Si è svolta questa mattina, sabato 15 settembre 2012, la cerimonia di inaugurazione del nuovo Liceo Linguistico di Castelvetrano, intitolato a Don Pino Puglisi, il sacerdote ucciso dalla mafia a Brancaccio.

Alla cerimonia oltre alle Autorità Civili e Militari, hanno partecipato: Gaetano Puglisi fratello di don Pino Puglisi, don Meli, Salvatore Inguiì coordinatore Prov. di Libera, Nicola Clemenza imprenditore antiracket e Pasquale Calamia.

prima parte

seconda parte

Don Pino Puglisi – 19 anni dopo l’omicidio

Il parroco che da Brancaccio si schiero’ contro la mafia e che per questo fu ucciso ”in odio alla fede” il 15 settembre 1993.

Una data diventata uno spartiacque anche per i fedeli siciliani: a partire dal 1994 segna l’apertura dell’anno pastorale della diocesi di Palermo. Diverse le iniziative di commemorazione previste oggi: questa mattina un corteo e’ partito dal piazzale antistante il Policlinico per ricordare con un fiore ”padre 3P”, come veniva affettuosamente chiamato dai ragazzi di Brancaccio.

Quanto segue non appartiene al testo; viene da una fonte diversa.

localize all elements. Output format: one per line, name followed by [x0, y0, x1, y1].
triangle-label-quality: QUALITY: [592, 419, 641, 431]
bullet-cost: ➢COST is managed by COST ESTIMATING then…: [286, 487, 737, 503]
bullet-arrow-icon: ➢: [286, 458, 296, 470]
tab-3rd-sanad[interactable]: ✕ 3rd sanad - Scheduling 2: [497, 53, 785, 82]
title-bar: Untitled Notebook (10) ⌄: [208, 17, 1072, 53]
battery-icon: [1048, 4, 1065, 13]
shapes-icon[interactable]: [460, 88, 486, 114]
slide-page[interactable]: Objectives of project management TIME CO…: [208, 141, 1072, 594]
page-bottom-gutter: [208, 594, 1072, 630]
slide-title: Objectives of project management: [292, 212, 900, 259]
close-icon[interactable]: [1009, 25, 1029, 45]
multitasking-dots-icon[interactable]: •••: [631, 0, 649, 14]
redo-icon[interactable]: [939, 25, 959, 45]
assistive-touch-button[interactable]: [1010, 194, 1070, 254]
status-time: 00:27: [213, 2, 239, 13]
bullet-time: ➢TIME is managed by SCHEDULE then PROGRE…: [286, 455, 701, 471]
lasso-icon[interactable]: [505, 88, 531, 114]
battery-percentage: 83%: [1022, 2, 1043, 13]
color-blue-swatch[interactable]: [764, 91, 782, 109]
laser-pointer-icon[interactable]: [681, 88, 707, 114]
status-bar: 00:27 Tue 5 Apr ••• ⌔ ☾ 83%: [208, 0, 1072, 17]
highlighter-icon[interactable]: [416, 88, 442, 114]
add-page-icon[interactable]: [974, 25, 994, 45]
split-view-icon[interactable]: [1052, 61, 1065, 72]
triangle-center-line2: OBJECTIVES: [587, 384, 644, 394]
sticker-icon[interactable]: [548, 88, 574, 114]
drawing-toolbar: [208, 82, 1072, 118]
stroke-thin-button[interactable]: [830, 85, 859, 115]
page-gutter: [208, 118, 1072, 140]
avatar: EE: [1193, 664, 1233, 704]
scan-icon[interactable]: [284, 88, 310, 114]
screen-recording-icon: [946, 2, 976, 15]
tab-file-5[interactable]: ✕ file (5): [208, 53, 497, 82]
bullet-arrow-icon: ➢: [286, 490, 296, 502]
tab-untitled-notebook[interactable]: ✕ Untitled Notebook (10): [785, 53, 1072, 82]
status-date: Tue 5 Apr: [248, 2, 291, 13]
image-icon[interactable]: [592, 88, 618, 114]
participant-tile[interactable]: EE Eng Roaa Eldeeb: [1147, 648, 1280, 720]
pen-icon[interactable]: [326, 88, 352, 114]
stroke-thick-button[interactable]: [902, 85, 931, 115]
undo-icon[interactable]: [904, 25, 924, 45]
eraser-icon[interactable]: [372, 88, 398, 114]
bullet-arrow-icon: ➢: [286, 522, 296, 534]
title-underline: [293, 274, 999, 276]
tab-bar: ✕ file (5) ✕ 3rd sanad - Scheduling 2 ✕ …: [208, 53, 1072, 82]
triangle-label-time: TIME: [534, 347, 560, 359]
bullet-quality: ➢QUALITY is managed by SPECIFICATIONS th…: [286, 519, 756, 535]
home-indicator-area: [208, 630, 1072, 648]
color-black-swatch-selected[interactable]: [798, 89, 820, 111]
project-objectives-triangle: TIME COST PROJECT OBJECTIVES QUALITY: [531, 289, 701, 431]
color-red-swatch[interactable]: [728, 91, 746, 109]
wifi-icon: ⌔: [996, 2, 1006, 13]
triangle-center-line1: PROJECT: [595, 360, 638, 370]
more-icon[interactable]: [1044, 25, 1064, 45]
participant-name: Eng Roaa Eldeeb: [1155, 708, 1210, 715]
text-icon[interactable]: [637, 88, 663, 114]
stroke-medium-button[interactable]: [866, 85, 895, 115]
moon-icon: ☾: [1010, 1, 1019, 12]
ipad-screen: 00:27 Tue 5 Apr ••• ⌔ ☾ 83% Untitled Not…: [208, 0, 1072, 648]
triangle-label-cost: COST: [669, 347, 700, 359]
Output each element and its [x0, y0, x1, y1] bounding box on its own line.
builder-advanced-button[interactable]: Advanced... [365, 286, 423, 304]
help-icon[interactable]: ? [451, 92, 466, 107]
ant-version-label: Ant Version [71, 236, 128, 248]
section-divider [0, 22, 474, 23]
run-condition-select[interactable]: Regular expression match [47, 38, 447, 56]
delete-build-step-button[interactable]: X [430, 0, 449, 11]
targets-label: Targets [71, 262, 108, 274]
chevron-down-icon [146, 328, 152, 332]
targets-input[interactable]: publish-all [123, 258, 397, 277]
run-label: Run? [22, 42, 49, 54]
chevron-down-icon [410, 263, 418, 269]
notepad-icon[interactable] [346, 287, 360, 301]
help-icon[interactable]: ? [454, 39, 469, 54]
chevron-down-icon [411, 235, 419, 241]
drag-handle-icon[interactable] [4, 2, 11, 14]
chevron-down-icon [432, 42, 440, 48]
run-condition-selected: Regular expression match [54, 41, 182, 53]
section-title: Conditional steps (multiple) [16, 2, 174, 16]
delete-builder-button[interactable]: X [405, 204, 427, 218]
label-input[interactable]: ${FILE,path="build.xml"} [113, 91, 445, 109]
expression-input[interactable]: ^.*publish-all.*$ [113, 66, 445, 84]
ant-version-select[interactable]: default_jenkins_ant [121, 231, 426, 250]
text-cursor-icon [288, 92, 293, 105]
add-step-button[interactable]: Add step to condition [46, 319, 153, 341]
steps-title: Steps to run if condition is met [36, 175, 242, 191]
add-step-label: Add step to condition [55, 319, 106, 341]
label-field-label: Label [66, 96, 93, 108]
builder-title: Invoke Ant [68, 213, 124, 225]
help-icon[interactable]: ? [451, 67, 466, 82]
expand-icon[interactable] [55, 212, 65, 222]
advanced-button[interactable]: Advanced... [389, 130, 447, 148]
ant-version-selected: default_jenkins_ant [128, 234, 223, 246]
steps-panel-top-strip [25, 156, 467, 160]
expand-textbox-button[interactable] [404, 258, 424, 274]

La sera del suo cinquantaseiesimo compleanno ha guardato in faccia il suo assassino e sorridendo gli ha detto ”Me l’aspettavo”. A premere il grilletto contro padre Pino Puglisi e’ stato il killer Salvatore Grigoli, ora pentito, su ordine dei fratelli Giuseppe e Filippo Graviano, boss del quartiere Brancaccio. Il sacrificio di padre Puglisi e’ stato connotato dai requisiti del martirio, come attestano i teologi consultori della congregazione della cause dei santi su sollecitazione del cardinale di Palermo, Salvatore De Giorgi, e che ha dato il via alla proclamazione di beato il 28 giugno del 2012 da parte del Pontefice.